Although swans native to Europe are known as ‘mute swans’, they have quite a broad vocabulary – some of it mute, but some of it very vocal – and both types can be contextual.
Fluffing out their wings is a classic way to warn intruders to stay away. Like many other birds and animals, they want to look as big and as threatening as possible. Coupled with the neck curved back over the body and the head down – not for the faint hearted. But then they sometimes fluff out their wings just to catch the wind for an easier and faster swim.
The affectionate and graceful head-dipping used in courting is normally silent. When used to greet someone brandishing a bag of swan pellets, the head dip is more animated. It’s followed by a lifting of the bill, and often accompanied by a loud snort or two, a prolonged rattling in the back of the throat, and some quite dramatic wing flapping. Contented grunting may also continue during feeding, and they use a selection of snorts and grunts to communicate with each other.

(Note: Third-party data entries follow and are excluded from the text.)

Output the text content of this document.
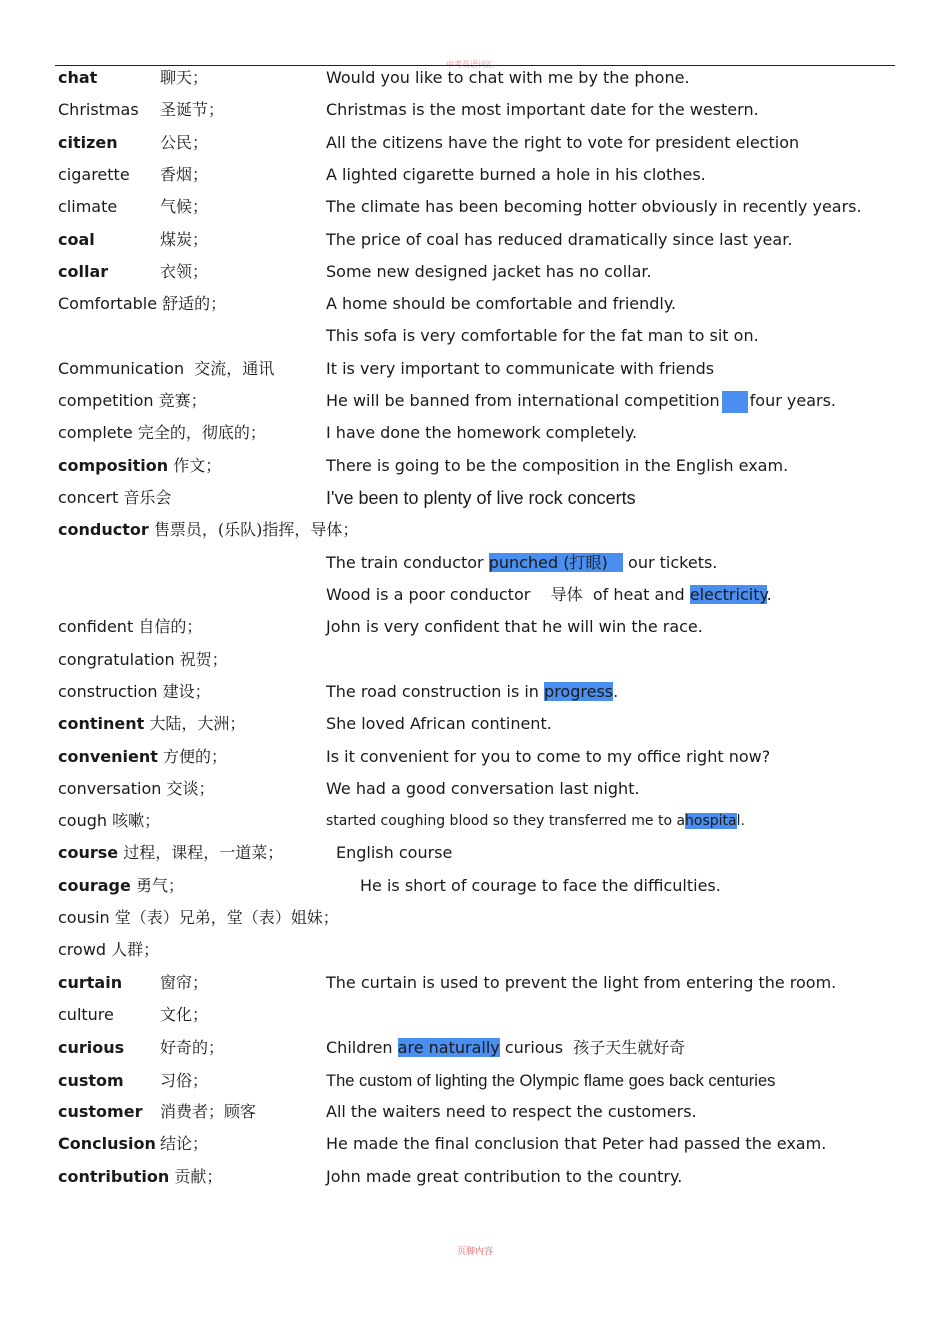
中考英语词汇
chat	聊天；	Would you like to chat with me by the phone.
Christmas 圣诞节；	Christmas is the most important date for the western.
citizen	公民；	All the citizens have the right to vote for president election
cigarette 香烟；	A lighted cigarette burned a hole in his clothes.
climate	气候；	The climate has been becoming hotter obviously in recently years.
coal	煤炭；	The price of coal has reduced dramatically since last year.
collar	衣领；	Some new designed jacket has no collar.
Comfortable 舒适的；	A home should be comfortable and friendly.
This sofa is very comfortable for the fat man to sit on.
Communication 交流，通讯	It is very important to communicate with friends
competition 竞赛；	He will be banned from international competition four years.
complete 完全的，彻底的；	I have done the homework completely.
composition 作文；	There is going to be the composition in the English exam.
concert 音乐会	I've been to plenty of live rock concerts
conductor 售票员，(乐队)指挥，导体；
The train conductor punched (打眼) our tickets.
Wood is a poor conductor 导体 of heat and electricity.
confident 自信的；	John is very confident that he will win the race.
congratulation 祝贺；
construction 建设；	The road construction is in progress.
continent 大陆，大洲；	She loved African continent.
convenient 方便的；	Is it convenient for you to come to my office right now?
conversation 交谈；	We had a good conversation last night.
cough 咳嗽；	started coughing blood so they transferred me to ahospital.
course 过程，课程，一道菜；	English course
courage 勇气；	He is short of courage to face the difficulties.
cousin 堂（表）兄弟，堂（表）姐妹；
crowd 人群；
curtain 窗帘；	The curtain is used to prevent the light from entering the room.
culture	文化；
curious 好奇的；	Children are naturally curious 孩子天生就好奇
custom 习俗；	The custom of lighting the Olympic flame goes back centuries
customer 消费者；顾客	All the waiters need to respect the customers.
Conclusion 结论；	He made the final conclusion that Peter had passed the exam.
contribution 贡献；	John made great contribution to the country.
页脚内容
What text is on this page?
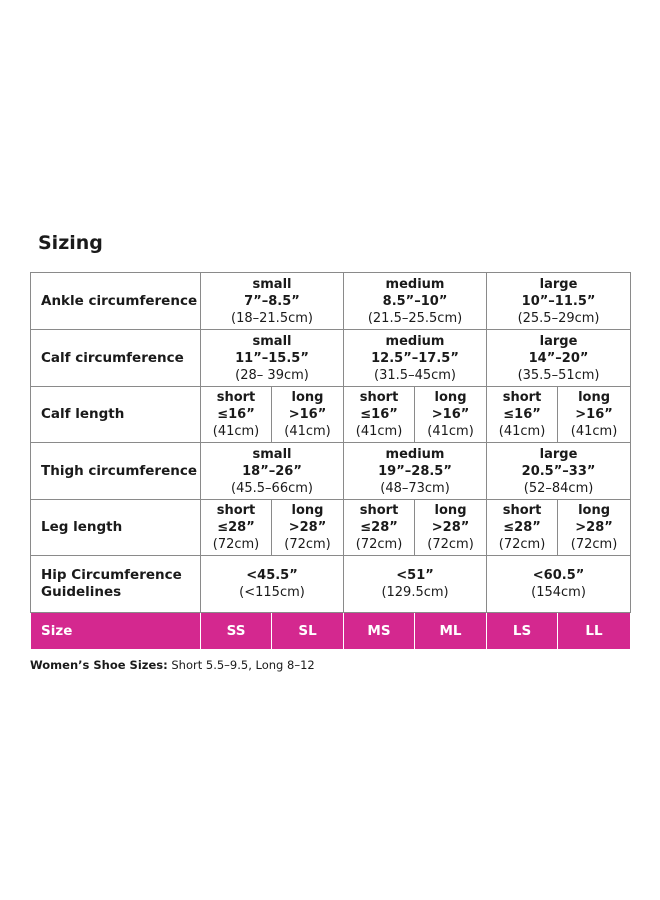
Sizing
Ankle circumference	small
7”–8.5”
(18–21.5cm)		medium
8.5”–10”
(21.5–25.5cm)		large
10”–11.5”
(25.5–29cm)	

Calf circumference	small
11”–15.5”
(28– 39cm)		medium
12.5”–17.5”
(31.5–45cm)		large
14”–20”
(35.5–51cm)	

Calf length	short
≤16”
(41cm)	long
>16”
(41cm)	short
≤16”
(41cm)	long
>16”
(41cm)	short
≤16”
(41cm)	long
>16”
(41cm)

Thigh circumference	small
18”–26”
(45.5–66cm)		medium
19”–28.5”
(48–73cm)		large
20.5”–33”
(52–84cm)	

Leg length	short
≤28”
(72cm)	long
>28”
(72cm)	short
≤28”
(72cm)	long
>28”
(72cm)	short
≤28”
(72cm)	long
>28”
(72cm)

Hip Circumference
Guidelines	<45.5”
(<115cm)		<51”
(129.5cm)		<60.5”
(154cm)	

Size	SS	SL	MS	ML	LS	LL
Women’s Shoe Sizes: Short 5.5–9.5, Long 8–12
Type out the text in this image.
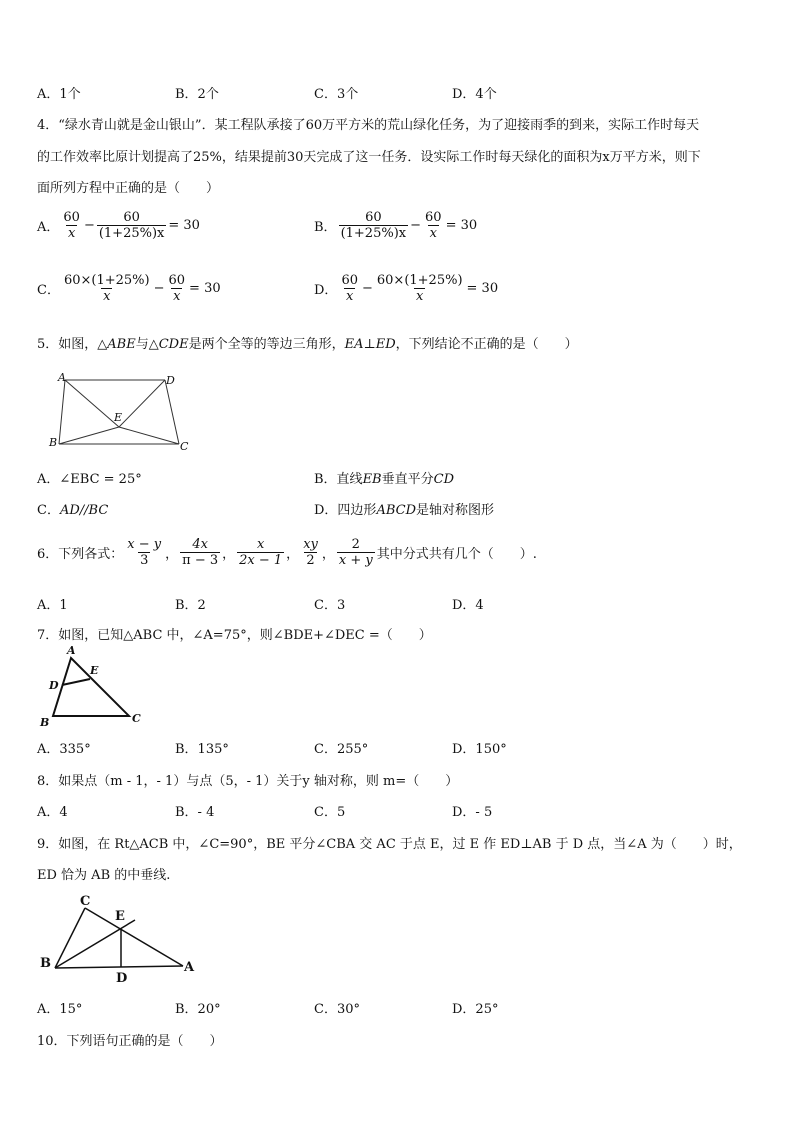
A．1个	B．2个	C．3个	D．4个
4．“绿水青山就是金山银山”．某工程队承接了60万平方米的荒山绿化任务，为了迎接雨季的到来，实际工作时每天
的工作效率比原计划提高了25%，结果提前30天完成了这一任务．设实际工作时每天绿化的面积为x万平方米，则下
面所列方程中正确的是（　　）
A． $\frac{60}{x} - \frac{60}{(1+25\%)x} = 30$	B． $\frac{60}{(1+25\%)x} - \frac{60}{x} = 30$
C． $\frac{60\times(1+25\%)}{x} - \frac{60}{x} = 30$	D． $\frac{60}{x} - \frac{60\times(1+25\%)}{x} = 30$
5．如图，△ABE与△CDE是两个全等的等边三角形，EA⊥ED，下列结论不正确的是（　　）
A	D
E
B	C
A．∠EBC = 25°	B．直线EB垂直平分CD
C．AD//BC	D．四边形ABCD是轴对称图形
6．下列各式： $\frac{x - y}{3}$ ， $\frac{4x}{\pi - 3}$ ， $\frac{x}{2x - 1}$ ， $\frac{xy}{2}$ ， $\frac{2}{x + y}$ 其中分式共有几个（　　）.
A．1	B．2	C．3	D．4
7．如图，已知△ABC 中，∠A=75°，则∠BDE+∠DEC =（　　）
A
E
D
B	C
A．335°	B．135°	C．255°	D．150°
8．如果点（m - 1，- 1）与点（5，- 1）关于y 轴对称，则 m=（　　）
A．4	B．- 4	C．5	D．- 5
9．如图，在 Rt△ACB 中，∠C=90°，BE 平分∠CBA 交 AC 于点 E，过 E 作 ED⊥AB 于 D 点，当∠A 为（　　）时，
ED 恰为 AB 的中垂线.
C
E
B
D
A
A．15°	B．20°	C．30°	D．25°
10．下列语句正确的是（　　）
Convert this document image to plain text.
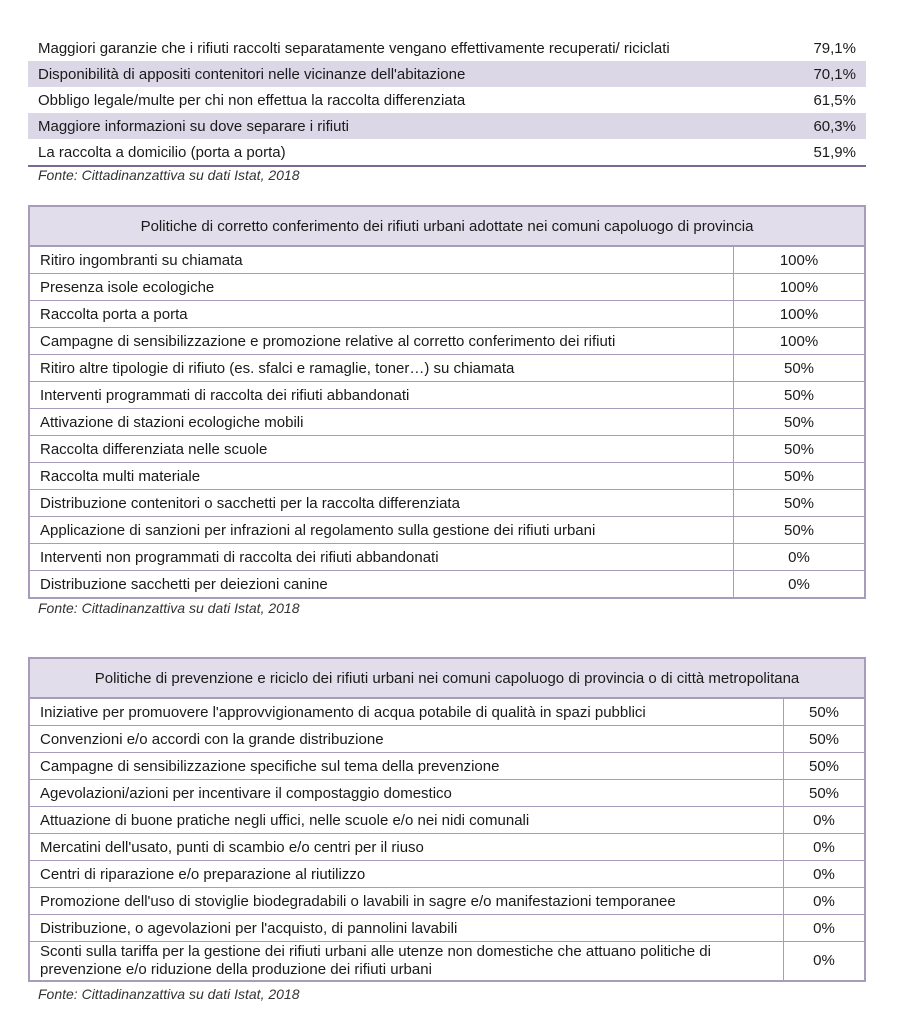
Maggiori garanzie che i rifiuti raccolti separatamente vengano effettivamente recuperati/ riciclati	79,1%
Disponibilità di appositi contenitori nelle vicinanze dell'abitazione	70,1%
Obbligo legale/multe per chi non effettua la raccolta differenziata	61,5%
Maggiore informazioni su dove separare i rifiuti	60,3%
La raccolta a domicilio (porta a porta)	51,9%
Fonte: Cittadinanzattiva su dati Istat, 2018
Politiche di corretto conferimento dei rifiuti urbani adottate nei comuni capoluogo di provincia	
Ritiro ingombranti su chiamata	100%
Presenza isole ecologiche	100%
Raccolta porta a porta	100%
Campagne di sensibilizzazione e promozione relative al corretto conferimento dei rifiuti	100%
Ritiro altre tipologie di rifiuto (es. sfalci e ramaglie, toner…) su chiamata	50%
Interventi programmati di raccolta dei rifiuti abbandonati	50%
Attivazione di stazioni ecologiche mobili	50%
Raccolta differenziata nelle scuole	50%
Raccolta multi materiale	50%
Distribuzione contenitori o sacchetti per la raccolta differenziata	50%
Applicazione di sanzioni per infrazioni al regolamento sulla gestione dei rifiuti urbani	50%
Interventi non programmati di raccolta dei rifiuti abbandonati	0%
Distribuzione sacchetti per deiezioni canine	0%
Fonte: Cittadinanzattiva su dati Istat, 2018
Politiche di prevenzione e riciclo dei rifiuti urbani nei comuni capoluogo di provincia o di città metropolitana	
Iniziative per promuovere l'approvvigionamento di acqua potabile di qualità in spazi pubblici	50%
Convenzioni e/o accordi con la grande distribuzione	50%
Campagne di sensibilizzazione specifiche sul tema della prevenzione	50%
Agevolazioni/azioni per incentivare il compostaggio domestico	50%
Attuazione di buone pratiche negli uffici, nelle scuole e/o nei nidi comunali	0%
Mercatini dell'usato, punti di scambio e/o centri per il riuso	0%
Centri di riparazione e/o preparazione al riutilizzo	0%
Promozione dell'uso di stoviglie biodegradabili o lavabili in sagre e/o manifestazioni temporanee	0%
Distribuzione, o agevolazioni per l'acquisto, di pannolini lavabili	0%
Sconti sulla tariffa per la gestione dei rifiuti urbani alle utenze non domestiche che attuano politiche di prevenzione e/o riduzione della produzione dei rifiuti urbani	0%
Fonte: Cittadinanzattiva su dati Istat, 2018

Snorting may also be used to attract the attention of a would-be feeder who is spotted from the water but looking the other way. I’m not sure if they recognise people or not but I’m convinced they recognise voices.
Their distress call is heart-rending. It’s a plaintive, high-pitched, protracted kind of yelp. Witness this if a swan is under attack from another swan (they’re very territorial once they’ve claimed a patch) or it can’t find its mate, or a cygnet is missing.
Cygnets are particularly vocal when food is on offer. It astonishes me that such a large bird (as they soon grow to be, from quite small fluffy things) makes the sort of high-pitched cheeping sounds you associate with a tiny yellow chick. Even when they’re old enough to be chased off their parents’ territory, they’re still talking their ‘baby talk’.
No swan vocabulary would be complete without the sound most people associate with them – that warning hiss. An indicator of fear rather than real aggression – but unnerving if you happen to stray too close to their nest in a canoe!
Angela is a technical author who lives and works close to the River Severn. Her hobbies include walking, cycling, scuba diving and swan watching.